The easiest entry point for local AI in 2026. One-command install, automatic model downloads, and a clean REST API compatible with OpenAI's format. Manages multiple models, handles GPU detection automatically, and supports macOS, Linux, and Windows. The Ollama model library covers 200+ models. Version 0.19 (March 2026) added optional MLX backend for Apple Silicon. Best for: developers who want to get running in under 5 minutes and use Ollama-served models from existing OpenAI-compatible apps.

LM Studio

A polished desktop GUI for running local models. Point-and-click model downloads from HuggingFace, built-in chat interface, and a local server that exposes an OpenAI-compatible API. Best for: non-technical users, professionals who want a clean chat interface, and teams evaluating models side-by-side without writing code.

llama.cpp

The foundational inference engine underneath most local AI tools (including Ollama). Direct llama.cpp access offers the most control: custom quantization, server configuration, Metal/CUDA/Vulkan backend selection, and support for the newest models before they appear in higher-level tools. Best for: power users who want maximum control, researchers benchmarking new model releases, and deployments requiring custom server configuration.
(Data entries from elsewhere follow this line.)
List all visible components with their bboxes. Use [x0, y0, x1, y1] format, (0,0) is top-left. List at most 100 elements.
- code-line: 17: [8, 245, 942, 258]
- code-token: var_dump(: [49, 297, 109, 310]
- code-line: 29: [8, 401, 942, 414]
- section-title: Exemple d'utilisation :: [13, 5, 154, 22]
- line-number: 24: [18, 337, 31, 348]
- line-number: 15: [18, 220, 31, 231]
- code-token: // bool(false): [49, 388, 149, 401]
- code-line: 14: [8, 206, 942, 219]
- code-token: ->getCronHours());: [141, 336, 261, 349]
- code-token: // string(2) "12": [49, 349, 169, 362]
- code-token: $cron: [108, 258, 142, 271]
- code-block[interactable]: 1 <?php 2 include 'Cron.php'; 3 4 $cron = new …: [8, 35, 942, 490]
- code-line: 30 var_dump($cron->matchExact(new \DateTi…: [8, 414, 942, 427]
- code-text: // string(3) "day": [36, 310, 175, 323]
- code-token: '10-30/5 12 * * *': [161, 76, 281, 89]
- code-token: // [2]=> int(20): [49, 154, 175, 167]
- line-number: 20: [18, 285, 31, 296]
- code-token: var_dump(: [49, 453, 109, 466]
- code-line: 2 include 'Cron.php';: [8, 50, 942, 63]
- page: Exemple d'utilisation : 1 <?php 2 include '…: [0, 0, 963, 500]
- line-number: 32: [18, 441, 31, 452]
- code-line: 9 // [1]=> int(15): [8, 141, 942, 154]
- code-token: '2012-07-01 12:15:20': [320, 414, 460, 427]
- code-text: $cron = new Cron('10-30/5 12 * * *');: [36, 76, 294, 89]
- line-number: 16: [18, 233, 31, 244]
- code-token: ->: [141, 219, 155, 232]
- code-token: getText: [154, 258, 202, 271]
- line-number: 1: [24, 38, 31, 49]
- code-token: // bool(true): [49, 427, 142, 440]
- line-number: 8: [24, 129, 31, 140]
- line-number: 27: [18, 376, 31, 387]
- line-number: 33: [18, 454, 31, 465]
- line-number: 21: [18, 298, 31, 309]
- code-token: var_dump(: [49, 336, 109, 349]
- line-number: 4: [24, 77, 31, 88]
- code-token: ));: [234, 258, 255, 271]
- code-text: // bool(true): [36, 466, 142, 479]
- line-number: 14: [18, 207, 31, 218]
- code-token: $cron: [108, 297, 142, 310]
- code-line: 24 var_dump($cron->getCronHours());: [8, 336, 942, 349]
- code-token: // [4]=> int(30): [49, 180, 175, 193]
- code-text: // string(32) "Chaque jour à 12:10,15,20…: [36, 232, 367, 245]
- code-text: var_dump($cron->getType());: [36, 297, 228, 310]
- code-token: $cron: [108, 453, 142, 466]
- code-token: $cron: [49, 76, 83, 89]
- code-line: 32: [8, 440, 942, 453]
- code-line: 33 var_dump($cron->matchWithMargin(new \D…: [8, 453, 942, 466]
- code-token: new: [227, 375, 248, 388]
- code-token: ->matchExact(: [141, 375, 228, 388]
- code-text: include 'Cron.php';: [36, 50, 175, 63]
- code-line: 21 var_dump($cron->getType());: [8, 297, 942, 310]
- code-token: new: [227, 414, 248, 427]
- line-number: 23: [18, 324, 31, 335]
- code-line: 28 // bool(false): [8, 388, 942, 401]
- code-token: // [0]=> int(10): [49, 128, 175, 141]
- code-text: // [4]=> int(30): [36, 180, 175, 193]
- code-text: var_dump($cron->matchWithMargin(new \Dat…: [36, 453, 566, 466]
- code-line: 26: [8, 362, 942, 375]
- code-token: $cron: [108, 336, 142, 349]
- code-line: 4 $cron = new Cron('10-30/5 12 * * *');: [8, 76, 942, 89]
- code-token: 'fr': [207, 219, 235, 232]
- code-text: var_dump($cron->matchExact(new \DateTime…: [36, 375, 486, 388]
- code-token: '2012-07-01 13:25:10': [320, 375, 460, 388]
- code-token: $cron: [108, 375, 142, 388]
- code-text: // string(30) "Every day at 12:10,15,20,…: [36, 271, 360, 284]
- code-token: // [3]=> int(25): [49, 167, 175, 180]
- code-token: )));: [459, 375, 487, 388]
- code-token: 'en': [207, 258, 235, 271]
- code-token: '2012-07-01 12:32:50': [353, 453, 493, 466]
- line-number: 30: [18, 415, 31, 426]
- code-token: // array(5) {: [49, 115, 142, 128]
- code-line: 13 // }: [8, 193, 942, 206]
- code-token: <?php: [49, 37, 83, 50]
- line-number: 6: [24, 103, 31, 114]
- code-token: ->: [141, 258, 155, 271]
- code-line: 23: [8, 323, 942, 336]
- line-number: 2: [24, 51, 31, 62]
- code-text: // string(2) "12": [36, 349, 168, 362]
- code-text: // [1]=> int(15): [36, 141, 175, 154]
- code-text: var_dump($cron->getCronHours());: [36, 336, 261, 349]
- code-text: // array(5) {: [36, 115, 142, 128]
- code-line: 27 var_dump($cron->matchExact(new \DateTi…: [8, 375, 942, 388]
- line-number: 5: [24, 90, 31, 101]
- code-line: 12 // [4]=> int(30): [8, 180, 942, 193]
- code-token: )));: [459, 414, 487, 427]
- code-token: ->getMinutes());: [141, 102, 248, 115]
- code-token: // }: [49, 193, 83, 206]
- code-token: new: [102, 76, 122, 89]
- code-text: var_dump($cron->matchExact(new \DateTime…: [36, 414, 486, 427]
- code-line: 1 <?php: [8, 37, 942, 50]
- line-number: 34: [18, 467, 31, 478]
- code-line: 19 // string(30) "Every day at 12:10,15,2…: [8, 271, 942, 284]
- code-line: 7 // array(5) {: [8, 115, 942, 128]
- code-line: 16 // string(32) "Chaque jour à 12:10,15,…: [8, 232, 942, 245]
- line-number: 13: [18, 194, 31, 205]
MLX-LM (Apple Silicon Only)

Apple's machine learning framework optimized specifically for Apple Silicon. 15–30% faster than llama.cpp on M-series chips with ~10% better memory efficiency. Install via pip, load models from HuggingFace. Increasingly becoming the preferred backend for Apple Silicon users who prioritize throughput. Best for: M-series Mac users who want maximum speed and are comfortable with Python command-line tools.